Ein ehemaliger Betriebsrat half ausländischen Kollegen bei Briefen ans Finanzamt – und soll dafür Bußgeld zahlen

Nach der Verhandlung sitzen Siegfried Thimm und seine Anwältin in der Cafeteria des Amtsgerichts, rauchen und schütteln abwechselnd die Köpfe. „Das kann doch nicht wahr sein“, sagt Thimm und will am liebsten nochmal alles loswerden, was er dem Richter nicht hat sagen können.

Eigentlich ist die Sache ganz einfach. Der 62-jährige Thimm, bis zur Rente freigestellter Betriebsrat in einem großen Berliner Unternehmen, hat ausländischen Mitarbeitern unentgeltlich dabei geholfen, ihren Schriftverkehr mit dem Finanzamt abzuwickeln. In einigen Fällen war er bei der Erstellung der Steuererklärung dabei. Doch die „geschäftsmäßige“ Hilfe in Steuersachen ist Normalbürgern verboten. Deshalb hatten die Fahnder des Finanzamts seine Wohnung und sein Büro durchsucht und Thimm anschließend einen Bußgeldbescheid über 1567 Euro geschickt.
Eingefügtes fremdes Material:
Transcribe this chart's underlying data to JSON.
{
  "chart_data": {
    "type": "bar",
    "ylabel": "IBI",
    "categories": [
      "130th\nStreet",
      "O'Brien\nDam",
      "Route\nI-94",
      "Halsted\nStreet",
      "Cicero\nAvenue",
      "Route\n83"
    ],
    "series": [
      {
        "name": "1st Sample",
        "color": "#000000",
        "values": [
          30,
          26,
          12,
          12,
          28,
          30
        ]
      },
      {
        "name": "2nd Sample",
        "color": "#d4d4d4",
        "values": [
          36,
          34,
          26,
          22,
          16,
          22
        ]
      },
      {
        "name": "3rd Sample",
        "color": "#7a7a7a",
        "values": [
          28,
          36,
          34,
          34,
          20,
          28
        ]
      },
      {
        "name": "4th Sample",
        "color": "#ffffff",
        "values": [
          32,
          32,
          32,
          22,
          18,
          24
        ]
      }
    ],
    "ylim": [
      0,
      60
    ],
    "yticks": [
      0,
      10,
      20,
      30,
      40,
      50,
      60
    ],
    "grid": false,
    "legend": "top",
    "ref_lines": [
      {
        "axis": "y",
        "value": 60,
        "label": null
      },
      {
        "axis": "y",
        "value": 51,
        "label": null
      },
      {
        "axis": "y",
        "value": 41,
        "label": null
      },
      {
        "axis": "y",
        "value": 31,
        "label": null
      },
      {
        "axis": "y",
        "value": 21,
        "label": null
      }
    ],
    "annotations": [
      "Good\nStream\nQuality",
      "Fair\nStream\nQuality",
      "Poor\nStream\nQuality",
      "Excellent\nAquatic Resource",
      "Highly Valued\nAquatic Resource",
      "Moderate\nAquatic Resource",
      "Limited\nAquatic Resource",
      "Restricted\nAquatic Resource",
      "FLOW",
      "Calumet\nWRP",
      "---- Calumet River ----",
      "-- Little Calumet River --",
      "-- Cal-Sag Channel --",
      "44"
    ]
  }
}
Nun findet der, dass seine Gefallen keineswegs geschäftsmäßig waren und hat Rechtsmittel beim Amtsgericht Tiergarten eingelegt. Gestern war Verhandlung.

Als Zeuge geladen ist André Scholz, ermittelnder Fahndungsprüfer im Finanzamt. In elf Monaten habe Thimm „in 22 Tatvorgängen“ wiederholt Mandanten geholfen, Briefe und Anträge verfasst, Steuererklärungen vorbereitet und dabei profundes Fachwissen an den Tag gelegt. „Ich gehe davon aus, dass Herr Thimm einen Großteil seiner Freizeit darauf verwandt hat“, sagt Scholz.

Laut Steuerberatungsgesetz nämlich bedeutet „geschäftsmäßige Hilfe“ nicht unbedingt, dass der Dienstleister bezahlt wird. Von der privaten Nachbarschaftshilfe unterscheidet sich geschäftsmäßige Hilfe hauptsächlich durch ihr wiederholtes Auftreten, also ihren Umfang. Die Unterscheidung liegt zunächst im Ermessen des Finanzamts.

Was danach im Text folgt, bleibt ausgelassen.